Seiko Meilensteine
Im Dezember 1881 startetet Kintaro Hattori seinen Weg in die berufliche Selbständigkeit und setzte die ersten Meilensteine in der langen Geschichte der Seiko Uhren. In seinem Tokioter Uhrengeschäft verkaufte und reparierte er zunächst Zeitmesser unterschiedlichster Art. Die meisten davon stammten von Importeuren aus der Hafenstadt Yokohama. Schneller als die Konkurrenz erkannte der 22-Jährige jedoch die Bedeutung einer eigenen Uhrenproduktion. Daher eröffnete er schon 1892 ein Werk in Ishiwara-cho, Honjo-ku. So konnte er selbstgefertige Uhren preisgünstiger als zugekaufte Zeitmesser offerieren.

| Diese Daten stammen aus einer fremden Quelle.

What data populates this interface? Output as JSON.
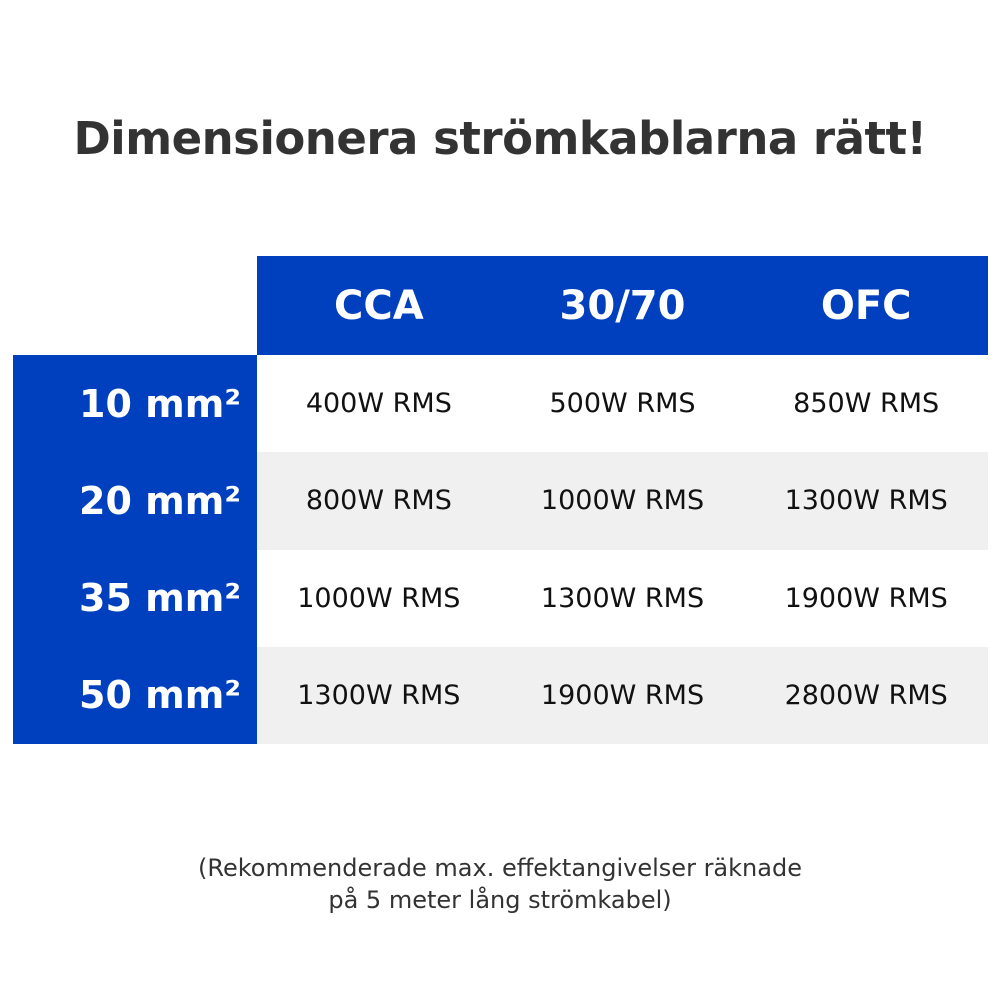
{
  "title": "Dimensionera strömkablarna rätt!",
  "columns": [
    "CCA",
    "30/70",
    "OFC"
  ],
  "rows": [
    {
      "label": "10 mm²",
      "values": [
        "400W RMS",
        "500W RMS",
        "850W RMS"
      ]
    },
    {
      "label": "20 mm²",
      "values": [
        "800W RMS",
        "1000W RMS",
        "1300W RMS"
      ]
    },
    {
      "label": "35 mm²",
      "values": [
        "1000W RMS",
        "1300W RMS",
        "1900W RMS"
      ]
    },
    {
      "label": "50 mm²",
      "values": [
        "1300W RMS",
        "1900W RMS",
        "2800W RMS"
      ]
    }
  ],
  "note": {
    "line1": "(Rekommenderade max. effektangivelser räknade",
    "line2": "på 5 meter lång strömkabel)"
  },
  "colors": {
    "accent": "#0040bf",
    "alt_row": "#f0f0f0"
  }
}
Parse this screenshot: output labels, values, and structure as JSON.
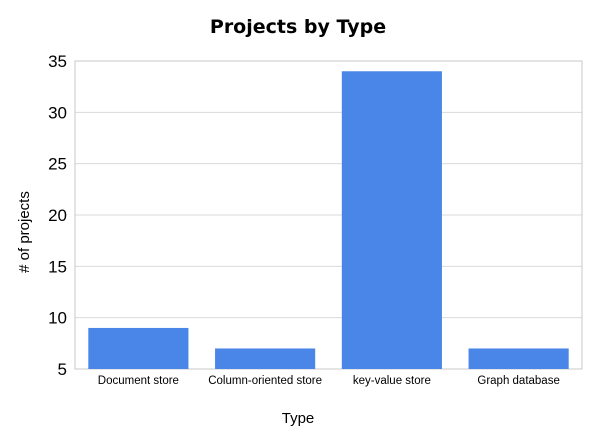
{
  "chart_data": {
    "type": "bar",
    "title": "Projects by Type",
    "xlabel": "Type",
    "ylabel": "# of projects",
    "categories": [
      "Document store",
      "Column-oriented store",
      "key-value store",
      "Graph database"
    ],
    "values": [
      9,
      7,
      34,
      7
    ],
    "ylim": [
      5,
      35
    ],
    "yticks": [
      5,
      10,
      15,
      20,
      25,
      30,
      35
    ],
    "grid": true,
    "legend": "none",
    "bar_color": "#4a86e8"
  }
}
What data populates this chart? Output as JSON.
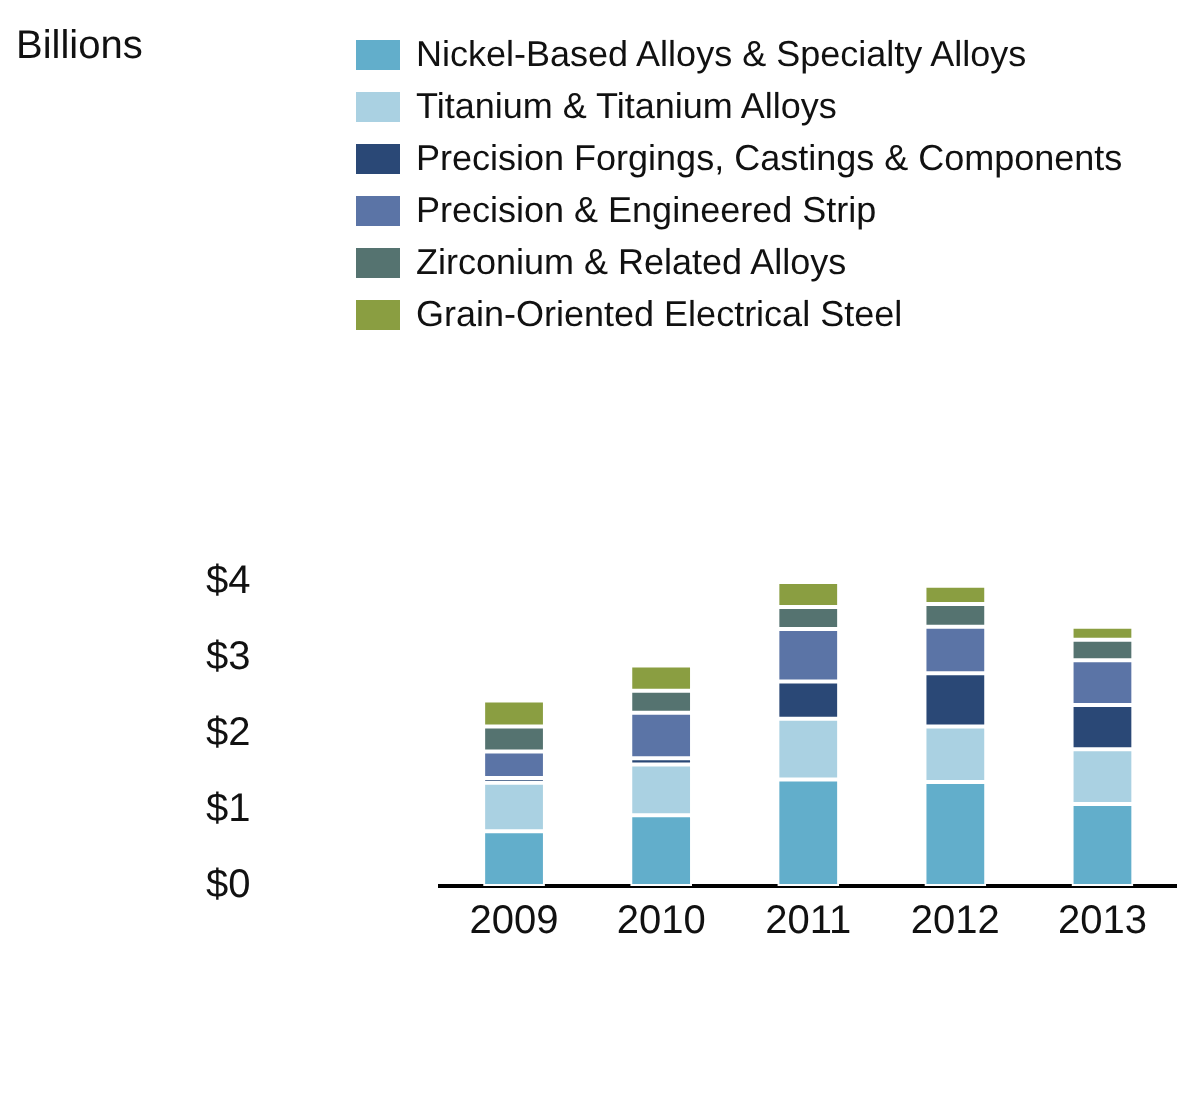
{
  "chart_data": {
    "type": "bar",
    "stacked": true,
    "annotations": [
      "Billions"
    ],
    "legend": "top",
    "categories": [
      "2009",
      "2010",
      "2011",
      "2012",
      "2013"
    ],
    "series": [
      {
        "name": "Nickel-Based Alloys & Specialty Alloys",
        "color": "#62aecb",
        "values": [
          0.72,
          0.93,
          1.4,
          1.37,
          1.08
        ]
      },
      {
        "name": "Titanium & Titanium Alloys",
        "color": "#aad1e2",
        "values": [
          0.64,
          0.67,
          0.8,
          0.73,
          0.72
        ]
      },
      {
        "name": "Precision Forgings, Castings & Components",
        "color": "#2a4876",
        "values": [
          0.06,
          0.08,
          0.49,
          0.7,
          0.58
        ]
      },
      {
        "name": "Precision & Engineered Strip",
        "color": "#5b74a6",
        "values": [
          0.35,
          0.6,
          0.69,
          0.61,
          0.59
        ]
      },
      {
        "name": "Zirconium & Related Alloys",
        "color": "#557370",
        "values": [
          0.33,
          0.29,
          0.29,
          0.3,
          0.27
        ]
      },
      {
        "name": "Grain-Oriented Electrical Steel",
        "color": "#8a9e41",
        "values": [
          0.34,
          0.33,
          0.33,
          0.24,
          0.17
        ]
      }
    ],
    "ylim": [
      0,
      4
    ],
    "yticks": [
      {
        "value": 0,
        "label": "$0"
      },
      {
        "value": 1,
        "label": "$1"
      },
      {
        "value": 2,
        "label": "$2"
      },
      {
        "value": 3,
        "label": "$3"
      },
      {
        "value": 4,
        "label": "$4"
      }
    ]
  }
}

Die Leitung oblag einem einschlägig erfahrenen Ingenieur. Mit Blick auf seine vorwiegend präzisen Uhren taufte Hattori sein neue Fabrik Seikosha. Japanisch bedeutet Seiko dabei exquisit oder genau. Sha wiederum bedeutet auf Deutsch Haus.
Beim markanten Seiko TIME KEEPER von 1895 handelte es sich um die erste Seikosha-Taschenuhr, knapp 55 mm groß und 16,2 mm hoch. Drei Zeiger rotieren vor einem Emailzifferblatt. Das 22-linige Handaufzugswerk mit Zylinderhemmung besitzt sechs funktionale Steine. Ebenfalls japanischer Produktion entstammt das massive Silbergehäuse. Wer im Zuge einer Japan Reise die Gelegenheit hat, sollte einen Besuch im Seiko Museum einplanen.
Der guten Ordnung halber sei erwähnt, dass Hattori wichtige Komponenten aus der Schweiz bezogen hatte. Außerdem kam die Wahl einer englischen Signatur nicht von ungefähr. Unter anderem zielte sie bereits auf einen Export.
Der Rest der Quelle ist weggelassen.